Sometimes, healing comes when we minister to others. Jesus experienced one of life’s most painful betrayals when He was rejected by the very same people He created! In His love, He healed many and delivered thousands, yet, He was waged with the most cruel and humiliating death. Yet, even by that death, our Lord used such injustice and turned it into an instrument of redemption and deliverance for the world. For it is by Christ’s work on the cross that you and I stand redeemed today.
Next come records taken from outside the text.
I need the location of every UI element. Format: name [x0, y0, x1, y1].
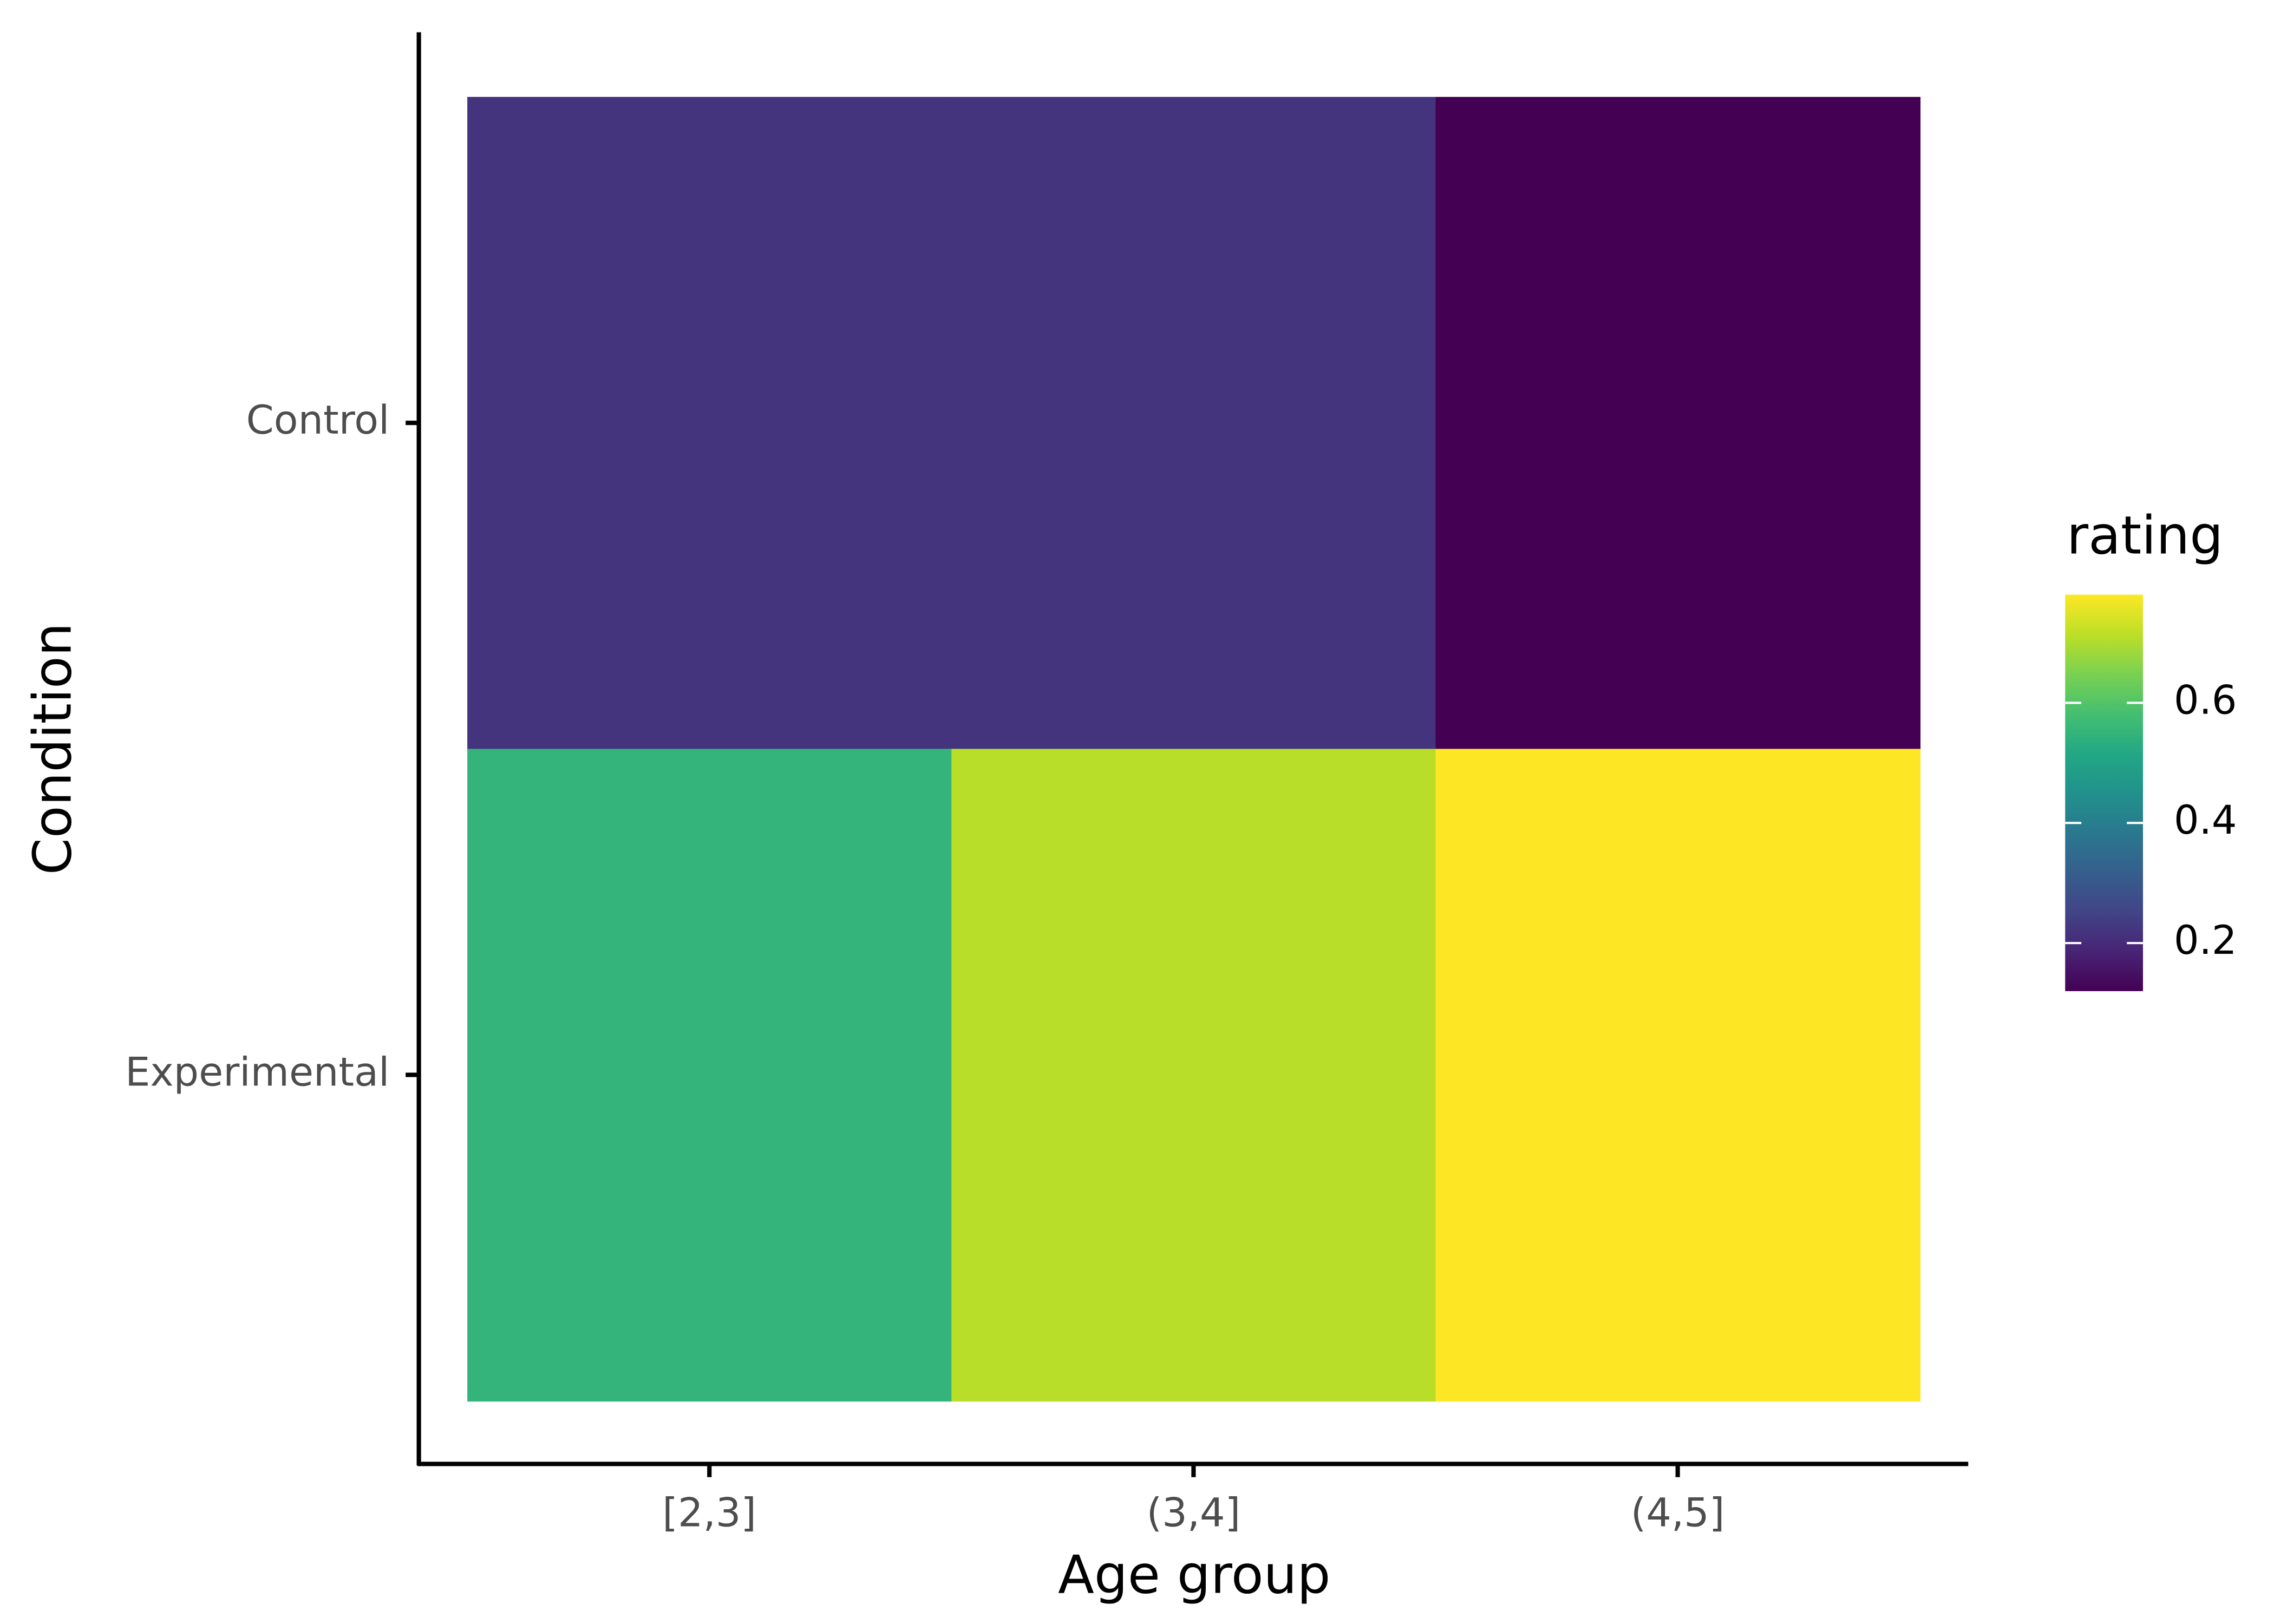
heat-cell [1435, 97, 1921, 750]
legend-title: rating [2067, 505, 2223, 566]
colorbar-tick-label: 0.2 [2174, 918, 2237, 964]
heat-cell [1435, 749, 1921, 1402]
x-tick-label: (4,5] [1631, 1490, 1725, 1536]
heat-cell [951, 749, 1436, 1402]
heat-cell [467, 97, 952, 750]
colorbar-tick-label: 0.6 [2174, 677, 2237, 723]
x-tick-label: (3,4] [1147, 1490, 1241, 1536]
y-axis-title: Condition [22, 623, 83, 875]
colorbar-tick-label: 0.4 [2174, 797, 2237, 843]
y-tick-label: Control [246, 397, 390, 443]
x-tick-label: [2,3] [662, 1490, 756, 1536]
x-axis-title: Age group [1058, 1544, 1330, 1606]
colorbar [2065, 594, 2144, 991]
heat-cell [467, 749, 952, 1402]
heat-cell [951, 97, 1436, 750]
y-tick-label: Experimental [125, 1050, 389, 1096]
It is by the stripes suffered by the Lord that we are healed. In the very place where He was wounded, He received the authority to heal. The same principle works for us. Many of those with the greatest healing ministries have endured painful physical maladies themselves. Many who had compassion to minister to drug addicts; child’s abuse victims and homosexuals tend to be victims once themselves. After the blood and tears flow, healing follows. What they do is that they turn their hurt into healing and allow healing to flow from their “wounds” instead.
If one has never undergone a crisis, the basic inclination is intolerance towards those who fumble in managing the calamities of life. But if we have been slighted before in certain areas of our lives, we remain sensitive in those areas even after we are healed of the pain. This sensitivity becomes something God can use to help us identify with the same sentiments in another person. It infuses compassion in ministry and enables one to carry out a more effective ministry when dealing with hurting people.
We know that God minister through us in the power of His Spirit, however, God many a times cause His Spirit to work through our emotion and mind. Didn’t the Bible say that “the Father of mercies and God of all comfort comforts us in all our tribulation, that we may be able to comfort those who are in any trouble, with the comfort with which we ourselves are comforted by God” (2 Cor.1:3-4).
This is God’s turning the tables back on evil. When we refuse to succumb in depression to evil committed against us, but instead find a chance to use it for the benefit of others, it delivers us from the evil visited upon us. As God’s image-bearers in the world, it is not uncommon for us to suffer trials and hurts, but instead of being torn down by them, we can take them as opportunities and fully exploit them to demonstrate and manifest God’s love for mankind. Sufferings and trials are surely not pleasant, but they are aides in revealing and delivering us from evil tendencies. They also provide some of the greatest opportunities to minister God’s love.
Dearly beloved of God, learn from our Lord Jesus. Turn every wound we suffer into healing gauze. Let the blood that bleeds from our hearts and the tears that flow from our depths be turned into healing oil and a fountain of life for others.